There's one potential casualty of the fiscal cliff that hasn't gotten much attention at all: the price of milk.
Here's how that would happen: Without legislative action in the next five days, the government will have to revert to a 1949 dairy price subsidy that requires the Agriculture Department to buy milk at inflated prices. Much like the current fiscal cliff, the law was left on the books "as a poison pill to get Congress to pass a farm bill by scaring lawmakers with the prospect of higher support prices for milk and other agriculture products," as Vincent Smith, a Montana State University professor, told the New York Times.
The Farm Bill isn't technically part of the fiscal cliff. Speaker John A. Boehner (R-Ohio.) has resisted the call by Agriculture Secretary Tom Vilsack (D) to incorporate it into the budget negotiations -- to avoid complicating the budget talks and losing GOP votes, a Boehner aide told Politico last week.
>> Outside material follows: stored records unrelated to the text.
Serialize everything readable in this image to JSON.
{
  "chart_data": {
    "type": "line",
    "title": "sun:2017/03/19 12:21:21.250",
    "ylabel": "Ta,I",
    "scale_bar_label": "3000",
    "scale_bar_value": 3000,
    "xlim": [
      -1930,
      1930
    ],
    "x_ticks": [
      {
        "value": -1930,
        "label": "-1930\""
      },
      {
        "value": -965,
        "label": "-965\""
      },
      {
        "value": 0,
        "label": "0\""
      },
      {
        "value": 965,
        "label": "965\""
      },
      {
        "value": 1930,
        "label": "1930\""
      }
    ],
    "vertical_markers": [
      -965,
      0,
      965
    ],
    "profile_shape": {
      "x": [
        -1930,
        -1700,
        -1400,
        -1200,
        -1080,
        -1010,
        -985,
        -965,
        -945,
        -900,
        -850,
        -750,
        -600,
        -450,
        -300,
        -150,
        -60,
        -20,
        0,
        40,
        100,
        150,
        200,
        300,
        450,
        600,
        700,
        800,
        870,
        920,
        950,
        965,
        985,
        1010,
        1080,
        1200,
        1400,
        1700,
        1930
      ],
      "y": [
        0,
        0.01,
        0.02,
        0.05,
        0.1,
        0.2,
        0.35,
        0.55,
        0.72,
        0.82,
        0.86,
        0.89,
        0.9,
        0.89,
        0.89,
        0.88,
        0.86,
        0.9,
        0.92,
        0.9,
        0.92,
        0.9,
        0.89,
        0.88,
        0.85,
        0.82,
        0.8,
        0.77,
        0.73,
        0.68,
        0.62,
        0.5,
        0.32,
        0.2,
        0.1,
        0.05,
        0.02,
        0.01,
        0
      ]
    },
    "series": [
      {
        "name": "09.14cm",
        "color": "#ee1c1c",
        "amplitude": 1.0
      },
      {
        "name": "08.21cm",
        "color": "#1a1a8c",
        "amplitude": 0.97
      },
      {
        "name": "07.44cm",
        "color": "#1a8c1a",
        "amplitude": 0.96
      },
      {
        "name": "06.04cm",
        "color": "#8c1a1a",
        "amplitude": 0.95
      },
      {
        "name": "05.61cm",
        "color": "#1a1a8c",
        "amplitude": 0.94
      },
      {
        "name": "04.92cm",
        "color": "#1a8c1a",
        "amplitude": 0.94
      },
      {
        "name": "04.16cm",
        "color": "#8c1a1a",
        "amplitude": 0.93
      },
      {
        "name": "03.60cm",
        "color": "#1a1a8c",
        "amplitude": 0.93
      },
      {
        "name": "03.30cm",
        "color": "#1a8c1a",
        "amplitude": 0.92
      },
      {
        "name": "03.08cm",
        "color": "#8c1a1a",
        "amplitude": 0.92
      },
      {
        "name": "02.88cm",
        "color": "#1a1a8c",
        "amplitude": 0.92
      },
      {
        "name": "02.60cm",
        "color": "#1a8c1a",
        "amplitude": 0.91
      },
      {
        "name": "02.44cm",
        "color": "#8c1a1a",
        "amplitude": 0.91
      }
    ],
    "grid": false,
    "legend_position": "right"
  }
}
Legislators from rural districts are also worried that crop subsidies could be a tempting target in the fiscal cliff negotiations, so they've been trying to push Congress toward a separate resolution, to little avail. Although producers would temporarily benefit from the hike in milk prices, it would hurt processors and consumers, and the dairy industry would prefer a long-term resolution as well.
The legislative impasse is over a host of issues: There's major disagreement about how much to cut food stamps, how much the government should be subsidizing crops, and how dairy prices should be stabilized. As Time explains, the Senate has already passed a $969 billion farm bill that would reduce the deficit by about $24 billion over 10 years, in part by cutting $4.5 billion in food stamps and replacing direct payments to farmers with weather-related crop insurance. The House hasn't passed a bill yet, but the House Agriculture Committee passed a bill that would cut $35 billion over 10 years, with a bigger $16 billion cut to food stamps.
The bill's biggest supporters now worry that the full Farm Bill is dead in the water until next year. It's unclear whether the White House and Congress will include any stopgap measures or a partial fix before Dec. 31, although the Obama administration may be able to delay milk purchases in 2013 to temporarily blunt the effect of the "milk cliff," Smith tells the Times.